By Andy Worthington, March 6, 2015
On March 3, a Periodic Review Board (PRB) was held at Guantánamo for Mashur al-Sabri (ISN 324), a 37-year old Yemeni "forever prisoner," born in December 1977 in Mecca, Saudi Arabia to Yemeni parents. He is one of 71 men designated for PRBs in 2013 -- 46 recommended for ongoing imprisonment without charge or trial by President Obama's high-level, inter-agency Guantánamo Review Task Force in 2010 (on the extremely dubious basis that they were too dangerous to release but that insufficient evidence existed to put them on trial), and 25 others who had been recommended for prosecution, until the military commission trial system began to severely collapse following a devastating appeals court ruling in 2012.
The reviews began in November 2013, and twelve took place between then and February this year. Ten decisions have been taken to date, with seven men recommended for release, and two of those seven freed.
Mashur al-Sabri's PRB, on March 3, was the 13th case to be looked at by the board, which consists of representatives of the Departments of State, Defense, Justice and Homeland Security, as well as the office of the Director of National Intelligence and the Office of the Joint Chiefs of Staff. It was the first time al-Sabri's case had been looked at since February 2011, when his habeas corpus petition was denied, because the judge in his case, Judge Ricardo Urbina, concluded that he had received military training and had "traveled to the battle lines in Afghanistan as part of the Taliban or al-Qaida and remained part of those forces at the time of his capture in early 2002."
In the unclassified detainee profile submitted to the PRB, the government claimed that al-Sabri "was an al-Qa'ida and Taliban associate who had ties to numerous extremists but probably did not play a significant role in terrorist operations," adding, "He came into contact with extremists in Yemen during the late 1990s and associated with an al-Qa'ida operative who later killed himself during the bombing of the USS Cole, although there is no indication [he] had foreknowledge of the attack."

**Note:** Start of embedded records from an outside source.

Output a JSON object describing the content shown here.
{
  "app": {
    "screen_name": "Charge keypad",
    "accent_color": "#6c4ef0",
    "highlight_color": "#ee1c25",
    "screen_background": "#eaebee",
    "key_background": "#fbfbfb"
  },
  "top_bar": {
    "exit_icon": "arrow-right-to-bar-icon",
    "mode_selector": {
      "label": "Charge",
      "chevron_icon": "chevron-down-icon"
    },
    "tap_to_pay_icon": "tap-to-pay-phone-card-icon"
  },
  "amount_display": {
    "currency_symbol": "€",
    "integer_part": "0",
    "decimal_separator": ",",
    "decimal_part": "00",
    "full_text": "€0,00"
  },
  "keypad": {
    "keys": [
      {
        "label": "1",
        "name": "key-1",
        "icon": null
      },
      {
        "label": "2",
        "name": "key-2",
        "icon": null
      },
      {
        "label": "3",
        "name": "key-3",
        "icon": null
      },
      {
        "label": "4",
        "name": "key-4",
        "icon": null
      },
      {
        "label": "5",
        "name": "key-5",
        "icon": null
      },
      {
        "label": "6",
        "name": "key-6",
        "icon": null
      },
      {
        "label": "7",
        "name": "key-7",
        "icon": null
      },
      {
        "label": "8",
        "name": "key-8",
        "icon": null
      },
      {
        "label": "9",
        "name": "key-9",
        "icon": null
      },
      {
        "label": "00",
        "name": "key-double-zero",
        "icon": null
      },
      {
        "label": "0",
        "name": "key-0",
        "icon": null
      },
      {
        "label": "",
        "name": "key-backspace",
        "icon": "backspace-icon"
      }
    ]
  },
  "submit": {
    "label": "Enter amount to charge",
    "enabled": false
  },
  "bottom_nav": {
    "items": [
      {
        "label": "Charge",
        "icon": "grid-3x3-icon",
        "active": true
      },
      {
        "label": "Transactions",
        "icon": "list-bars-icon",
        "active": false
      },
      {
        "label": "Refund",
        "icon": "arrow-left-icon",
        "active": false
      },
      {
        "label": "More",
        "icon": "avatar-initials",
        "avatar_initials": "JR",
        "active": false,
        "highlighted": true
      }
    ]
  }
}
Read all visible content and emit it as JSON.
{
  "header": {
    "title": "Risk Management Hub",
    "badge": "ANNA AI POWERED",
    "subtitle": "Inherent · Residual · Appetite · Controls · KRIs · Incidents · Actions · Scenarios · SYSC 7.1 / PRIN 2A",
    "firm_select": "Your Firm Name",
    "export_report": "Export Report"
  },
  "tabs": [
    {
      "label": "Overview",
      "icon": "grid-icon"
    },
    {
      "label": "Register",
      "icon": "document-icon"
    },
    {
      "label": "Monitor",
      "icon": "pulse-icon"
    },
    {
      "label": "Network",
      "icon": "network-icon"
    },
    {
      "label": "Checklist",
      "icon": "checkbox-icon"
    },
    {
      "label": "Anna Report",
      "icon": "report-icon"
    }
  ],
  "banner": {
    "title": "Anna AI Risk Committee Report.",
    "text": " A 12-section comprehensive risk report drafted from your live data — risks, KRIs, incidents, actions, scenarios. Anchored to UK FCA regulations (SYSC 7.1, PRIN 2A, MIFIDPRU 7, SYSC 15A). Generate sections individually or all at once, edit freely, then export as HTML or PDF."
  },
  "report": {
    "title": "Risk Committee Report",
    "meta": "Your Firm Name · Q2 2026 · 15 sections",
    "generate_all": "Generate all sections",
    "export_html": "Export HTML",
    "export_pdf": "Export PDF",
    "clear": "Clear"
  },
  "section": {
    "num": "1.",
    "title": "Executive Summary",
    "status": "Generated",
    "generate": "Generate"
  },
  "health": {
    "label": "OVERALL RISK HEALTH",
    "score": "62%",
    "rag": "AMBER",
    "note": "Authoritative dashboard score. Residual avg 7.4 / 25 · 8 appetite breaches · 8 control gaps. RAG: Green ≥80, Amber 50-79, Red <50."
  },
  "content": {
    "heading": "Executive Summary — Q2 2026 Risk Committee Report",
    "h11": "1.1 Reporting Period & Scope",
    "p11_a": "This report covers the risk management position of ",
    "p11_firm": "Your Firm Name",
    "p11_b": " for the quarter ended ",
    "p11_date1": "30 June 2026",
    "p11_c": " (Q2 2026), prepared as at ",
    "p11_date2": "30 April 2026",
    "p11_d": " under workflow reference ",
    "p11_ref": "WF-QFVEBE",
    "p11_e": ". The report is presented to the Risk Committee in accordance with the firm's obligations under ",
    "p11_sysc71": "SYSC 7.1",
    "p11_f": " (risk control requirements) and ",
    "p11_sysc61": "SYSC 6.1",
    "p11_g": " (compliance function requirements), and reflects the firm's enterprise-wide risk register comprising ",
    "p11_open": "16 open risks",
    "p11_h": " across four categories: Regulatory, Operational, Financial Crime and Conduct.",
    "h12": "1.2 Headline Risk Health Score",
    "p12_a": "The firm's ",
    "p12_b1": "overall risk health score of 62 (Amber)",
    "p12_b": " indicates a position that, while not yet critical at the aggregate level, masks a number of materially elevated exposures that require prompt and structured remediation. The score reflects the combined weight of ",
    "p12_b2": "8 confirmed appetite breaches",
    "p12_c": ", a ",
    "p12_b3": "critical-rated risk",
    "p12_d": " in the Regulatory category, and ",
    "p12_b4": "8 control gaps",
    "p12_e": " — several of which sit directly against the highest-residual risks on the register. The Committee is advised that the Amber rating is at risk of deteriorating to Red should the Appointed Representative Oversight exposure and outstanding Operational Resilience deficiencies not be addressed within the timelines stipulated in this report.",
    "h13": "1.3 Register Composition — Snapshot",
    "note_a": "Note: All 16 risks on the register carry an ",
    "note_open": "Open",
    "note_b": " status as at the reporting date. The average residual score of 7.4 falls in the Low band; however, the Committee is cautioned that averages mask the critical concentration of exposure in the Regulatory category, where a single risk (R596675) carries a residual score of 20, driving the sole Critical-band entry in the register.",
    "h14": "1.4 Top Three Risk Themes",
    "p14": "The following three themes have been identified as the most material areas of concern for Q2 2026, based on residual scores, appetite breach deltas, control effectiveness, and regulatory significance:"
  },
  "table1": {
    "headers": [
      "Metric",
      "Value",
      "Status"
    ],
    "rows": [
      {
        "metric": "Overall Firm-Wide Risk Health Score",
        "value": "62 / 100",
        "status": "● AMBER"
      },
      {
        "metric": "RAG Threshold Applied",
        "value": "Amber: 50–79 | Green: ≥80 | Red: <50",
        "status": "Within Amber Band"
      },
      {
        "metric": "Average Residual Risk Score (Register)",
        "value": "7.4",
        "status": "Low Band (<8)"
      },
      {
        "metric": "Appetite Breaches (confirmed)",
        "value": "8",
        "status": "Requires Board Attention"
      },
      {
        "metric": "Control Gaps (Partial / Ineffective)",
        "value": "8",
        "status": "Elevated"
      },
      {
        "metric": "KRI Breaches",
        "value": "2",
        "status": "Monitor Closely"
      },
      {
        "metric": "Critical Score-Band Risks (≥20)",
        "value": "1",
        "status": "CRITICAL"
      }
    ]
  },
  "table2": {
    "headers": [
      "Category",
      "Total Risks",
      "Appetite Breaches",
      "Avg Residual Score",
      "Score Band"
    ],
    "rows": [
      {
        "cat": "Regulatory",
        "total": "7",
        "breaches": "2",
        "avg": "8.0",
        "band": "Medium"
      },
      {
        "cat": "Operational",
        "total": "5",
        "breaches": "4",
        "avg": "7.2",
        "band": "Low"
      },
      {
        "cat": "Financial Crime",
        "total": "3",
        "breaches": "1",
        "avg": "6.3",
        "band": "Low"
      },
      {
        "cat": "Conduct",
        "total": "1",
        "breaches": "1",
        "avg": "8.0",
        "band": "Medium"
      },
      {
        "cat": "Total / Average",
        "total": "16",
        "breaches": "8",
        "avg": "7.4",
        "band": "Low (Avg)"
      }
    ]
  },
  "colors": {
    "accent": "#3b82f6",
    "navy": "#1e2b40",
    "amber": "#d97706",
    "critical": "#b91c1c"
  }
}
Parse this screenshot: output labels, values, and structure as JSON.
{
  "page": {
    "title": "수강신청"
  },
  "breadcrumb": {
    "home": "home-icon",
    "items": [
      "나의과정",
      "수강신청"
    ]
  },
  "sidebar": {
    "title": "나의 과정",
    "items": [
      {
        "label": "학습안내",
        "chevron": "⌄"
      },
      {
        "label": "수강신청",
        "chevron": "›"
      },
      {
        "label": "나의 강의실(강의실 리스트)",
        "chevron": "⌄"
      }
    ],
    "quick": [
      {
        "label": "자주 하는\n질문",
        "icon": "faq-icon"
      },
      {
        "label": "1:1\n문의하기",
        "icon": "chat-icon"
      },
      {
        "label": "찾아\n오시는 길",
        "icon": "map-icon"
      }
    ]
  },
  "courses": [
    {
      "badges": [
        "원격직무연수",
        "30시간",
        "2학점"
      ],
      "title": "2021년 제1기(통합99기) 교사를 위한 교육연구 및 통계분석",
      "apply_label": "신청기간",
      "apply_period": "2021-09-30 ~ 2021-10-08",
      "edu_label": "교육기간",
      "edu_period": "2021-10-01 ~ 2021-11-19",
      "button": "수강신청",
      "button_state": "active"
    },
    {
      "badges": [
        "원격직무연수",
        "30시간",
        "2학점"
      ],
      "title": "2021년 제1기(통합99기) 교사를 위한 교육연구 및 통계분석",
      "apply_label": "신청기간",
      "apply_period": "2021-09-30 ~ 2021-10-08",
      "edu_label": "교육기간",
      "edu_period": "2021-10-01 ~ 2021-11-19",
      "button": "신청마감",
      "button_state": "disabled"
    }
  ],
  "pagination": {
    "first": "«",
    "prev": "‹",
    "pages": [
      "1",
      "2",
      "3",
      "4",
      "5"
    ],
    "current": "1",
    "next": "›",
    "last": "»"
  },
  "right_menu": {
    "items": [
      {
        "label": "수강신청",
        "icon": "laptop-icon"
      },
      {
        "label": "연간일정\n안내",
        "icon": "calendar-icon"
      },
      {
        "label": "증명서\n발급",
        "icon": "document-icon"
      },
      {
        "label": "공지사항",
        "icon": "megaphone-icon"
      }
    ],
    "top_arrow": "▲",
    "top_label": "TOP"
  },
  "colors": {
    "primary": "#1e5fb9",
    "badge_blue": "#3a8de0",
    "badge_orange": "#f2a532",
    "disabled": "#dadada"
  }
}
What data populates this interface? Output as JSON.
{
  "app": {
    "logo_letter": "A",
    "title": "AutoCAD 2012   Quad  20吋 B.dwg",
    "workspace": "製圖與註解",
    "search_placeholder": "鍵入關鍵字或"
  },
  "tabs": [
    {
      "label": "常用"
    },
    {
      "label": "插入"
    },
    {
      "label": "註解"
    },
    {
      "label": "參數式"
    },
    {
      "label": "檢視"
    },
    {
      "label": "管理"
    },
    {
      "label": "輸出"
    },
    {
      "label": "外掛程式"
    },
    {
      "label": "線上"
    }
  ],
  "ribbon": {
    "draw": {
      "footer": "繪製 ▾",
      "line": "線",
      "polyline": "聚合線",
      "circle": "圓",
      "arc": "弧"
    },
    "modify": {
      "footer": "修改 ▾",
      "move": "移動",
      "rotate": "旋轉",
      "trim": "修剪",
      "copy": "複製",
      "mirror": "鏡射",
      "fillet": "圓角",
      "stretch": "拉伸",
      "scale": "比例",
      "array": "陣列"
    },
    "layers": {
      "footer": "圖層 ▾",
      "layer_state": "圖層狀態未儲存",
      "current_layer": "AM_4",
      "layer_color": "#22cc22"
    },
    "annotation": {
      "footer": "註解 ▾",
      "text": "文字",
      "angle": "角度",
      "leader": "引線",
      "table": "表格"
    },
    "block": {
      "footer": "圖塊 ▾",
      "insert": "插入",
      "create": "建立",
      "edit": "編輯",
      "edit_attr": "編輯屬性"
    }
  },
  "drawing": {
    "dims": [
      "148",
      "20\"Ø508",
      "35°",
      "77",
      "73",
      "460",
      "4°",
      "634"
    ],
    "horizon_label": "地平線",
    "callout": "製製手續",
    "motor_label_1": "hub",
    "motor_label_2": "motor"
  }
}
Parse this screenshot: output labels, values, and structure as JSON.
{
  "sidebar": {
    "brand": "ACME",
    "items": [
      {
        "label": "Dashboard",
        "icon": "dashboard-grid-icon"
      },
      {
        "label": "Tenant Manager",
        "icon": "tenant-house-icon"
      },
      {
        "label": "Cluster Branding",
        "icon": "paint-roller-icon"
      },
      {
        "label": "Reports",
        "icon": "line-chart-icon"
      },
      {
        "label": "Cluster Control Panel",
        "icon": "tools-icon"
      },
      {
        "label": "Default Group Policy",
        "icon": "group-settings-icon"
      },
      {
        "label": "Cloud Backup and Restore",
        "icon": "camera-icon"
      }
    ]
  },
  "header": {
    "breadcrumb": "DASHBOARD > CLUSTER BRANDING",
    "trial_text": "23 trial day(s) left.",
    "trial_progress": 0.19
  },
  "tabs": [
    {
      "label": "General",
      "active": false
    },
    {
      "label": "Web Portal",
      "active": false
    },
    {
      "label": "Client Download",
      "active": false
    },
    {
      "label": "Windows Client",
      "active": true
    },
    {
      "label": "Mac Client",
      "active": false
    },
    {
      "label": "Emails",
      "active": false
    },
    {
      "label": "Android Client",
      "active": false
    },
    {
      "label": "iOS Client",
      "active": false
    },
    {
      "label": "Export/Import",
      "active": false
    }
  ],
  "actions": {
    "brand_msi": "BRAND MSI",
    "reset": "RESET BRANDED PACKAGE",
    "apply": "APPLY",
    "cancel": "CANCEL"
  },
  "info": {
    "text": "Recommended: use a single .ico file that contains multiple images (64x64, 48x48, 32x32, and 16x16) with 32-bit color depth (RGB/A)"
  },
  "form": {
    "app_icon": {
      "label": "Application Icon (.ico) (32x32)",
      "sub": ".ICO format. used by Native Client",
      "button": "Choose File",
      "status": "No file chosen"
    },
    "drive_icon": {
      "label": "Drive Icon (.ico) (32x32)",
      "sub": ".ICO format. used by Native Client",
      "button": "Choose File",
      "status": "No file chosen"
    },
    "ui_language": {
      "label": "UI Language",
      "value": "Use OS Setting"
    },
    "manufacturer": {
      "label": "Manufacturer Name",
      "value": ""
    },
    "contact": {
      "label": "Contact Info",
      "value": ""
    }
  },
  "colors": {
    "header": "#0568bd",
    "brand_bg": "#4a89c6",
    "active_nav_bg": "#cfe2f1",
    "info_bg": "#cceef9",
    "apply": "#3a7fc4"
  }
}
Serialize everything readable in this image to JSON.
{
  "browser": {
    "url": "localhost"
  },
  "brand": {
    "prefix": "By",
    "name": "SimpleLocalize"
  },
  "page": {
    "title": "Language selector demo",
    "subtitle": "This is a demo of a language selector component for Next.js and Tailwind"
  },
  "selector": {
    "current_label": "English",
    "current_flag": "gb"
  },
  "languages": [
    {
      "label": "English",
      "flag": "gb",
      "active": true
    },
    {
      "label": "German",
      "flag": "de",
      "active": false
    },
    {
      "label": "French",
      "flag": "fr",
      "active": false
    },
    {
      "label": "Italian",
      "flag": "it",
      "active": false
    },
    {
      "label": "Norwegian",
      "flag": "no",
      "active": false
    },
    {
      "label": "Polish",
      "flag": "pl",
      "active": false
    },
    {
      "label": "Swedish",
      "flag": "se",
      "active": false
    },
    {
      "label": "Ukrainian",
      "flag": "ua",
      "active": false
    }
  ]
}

The government also described his travel to Afghanistan in late 2000, "probably to support the Taliban," adding that he stayed in guest houses, "possibly received militant training, fought alongside the Taliban, and was acquainted with Usama bin Ladin [Osama bin Laden]." The bin Laden claims are not necessarily reliable, however. As I noted in 2011, "These latter claims look suspicious, as they increase his significance through nothing more than innuendo, and without them, we are left, as so often, with a man consigned to indefinite detention at Guantánamo on the basis of nothing more than being involved, to some extent, in the Taliban’s military campaign against the Northern Alliance in the year before the 9/11 attacks."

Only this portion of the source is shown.